Faz tempo que não passa por aqui. Estava com uns corre aqui em casa, mas hoje enquanto não
vem o próximo trem pra eu vender minhas palavras cruzadas, sentei aqui e vou bater esse
papo reto com geral.
Não sei se geral sabe, mas nega Regina esta grávida, e como toda mulher grávida ela precisa
passar pelo medico, consultas exames e tudo mais.
Fui no posto aqui no morro mesmo, chegando lá ficamos sabendo que por conta da operação
policial e da constante troca de tiros, os médicos não estavam atendendo e, que para
conseguir ser atendida, teríamos que descer o morro, tomar um ônibus e um metrô pra
conseguir chegar em outro hospital onde o medico estava atendendo.
Claro que não fui! Voltei pra casa… Eu vou ficar andando com minha nega e meu bebe nessa
guerra declarada que está no Rio? Nunca! Já sofri demais com a historia da mulher grávida que
foi vítima de uma bala e seu bebe faleceu…
Mas passou alguns dias e a nega começou a ter dores, dores e mais dores….
Não teve jeito, peguei um moto táxi pra descer o morro com a nega e depois um UBER até o
hospital.
Cheguei, lá tinha mais gente na recepção do que no Maracanã no jogo do Flamengo. 5 horas
depois nega Regina foi atendida. O medico pediu alguns exames que fizemos lá mesmo e disse:
ela vai ficar internada!
Preparei ela na esperança de que ela iria para um quarto ficar tomando remédios e essas
coisas… que nada, a internação foi no corredor 5 na ala clínico geral.

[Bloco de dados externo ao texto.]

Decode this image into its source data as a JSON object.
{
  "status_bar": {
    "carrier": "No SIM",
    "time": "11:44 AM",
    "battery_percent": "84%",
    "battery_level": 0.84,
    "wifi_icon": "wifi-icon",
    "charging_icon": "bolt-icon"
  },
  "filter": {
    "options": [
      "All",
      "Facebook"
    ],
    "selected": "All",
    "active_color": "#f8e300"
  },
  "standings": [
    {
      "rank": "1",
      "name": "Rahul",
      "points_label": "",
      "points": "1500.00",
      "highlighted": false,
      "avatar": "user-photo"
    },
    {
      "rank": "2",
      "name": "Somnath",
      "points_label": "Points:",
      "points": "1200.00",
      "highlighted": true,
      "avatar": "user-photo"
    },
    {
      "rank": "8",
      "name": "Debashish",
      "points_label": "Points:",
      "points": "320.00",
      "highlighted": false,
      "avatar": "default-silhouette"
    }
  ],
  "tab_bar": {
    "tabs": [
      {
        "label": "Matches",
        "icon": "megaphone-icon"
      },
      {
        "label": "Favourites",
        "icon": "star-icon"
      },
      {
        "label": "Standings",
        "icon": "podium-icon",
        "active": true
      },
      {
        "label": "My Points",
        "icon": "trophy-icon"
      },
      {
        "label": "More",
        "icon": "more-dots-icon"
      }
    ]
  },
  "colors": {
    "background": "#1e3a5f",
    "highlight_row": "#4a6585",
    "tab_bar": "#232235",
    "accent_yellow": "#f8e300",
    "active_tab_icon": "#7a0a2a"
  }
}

Isso mesmo, uma grávida com o prontuário de internação, mas não no quarto, pois não tinha
quarto.
No corredor não estava apenas nega Regina, tinha muitas e muitas outras pessoas… Senhora
de 80, 90 anos que a semanas estavam ali.
Sem quarto. Todos internados no corredor.
Aquelas pessoas sobrevivem graças a atenção dos enfermeiros e poucos médicos. Esses, os
enfermeiros, sem salários a meses e mesmo assim indo trabalhar para não negar atendimento
a população.
Muitos dos enfermeiros saiam dali e iam direto para uma fila tentar conseguir uma cesta
básica, única esperança de comida em casa. Outros estavam fugindo, não da polícia, mas da
ordem de despejo por não pagarem o aluguel.
Duas semanas… Duas semanas nega Regina no corredor do hospital e eu sentado em uma
cadeira de plástico acompanhando ela.
Graças a Deus ela teve alta e voltamos para casa.

Chegando em casa, fui assistir TV e vejo a notícia que em um tal apartamento encontraram
mais de 51 milhões de reais em dinheiro vivo.
Mano, eu não consigo nem imaginar o que seja 1 milhão de reais em notas, imagina 51…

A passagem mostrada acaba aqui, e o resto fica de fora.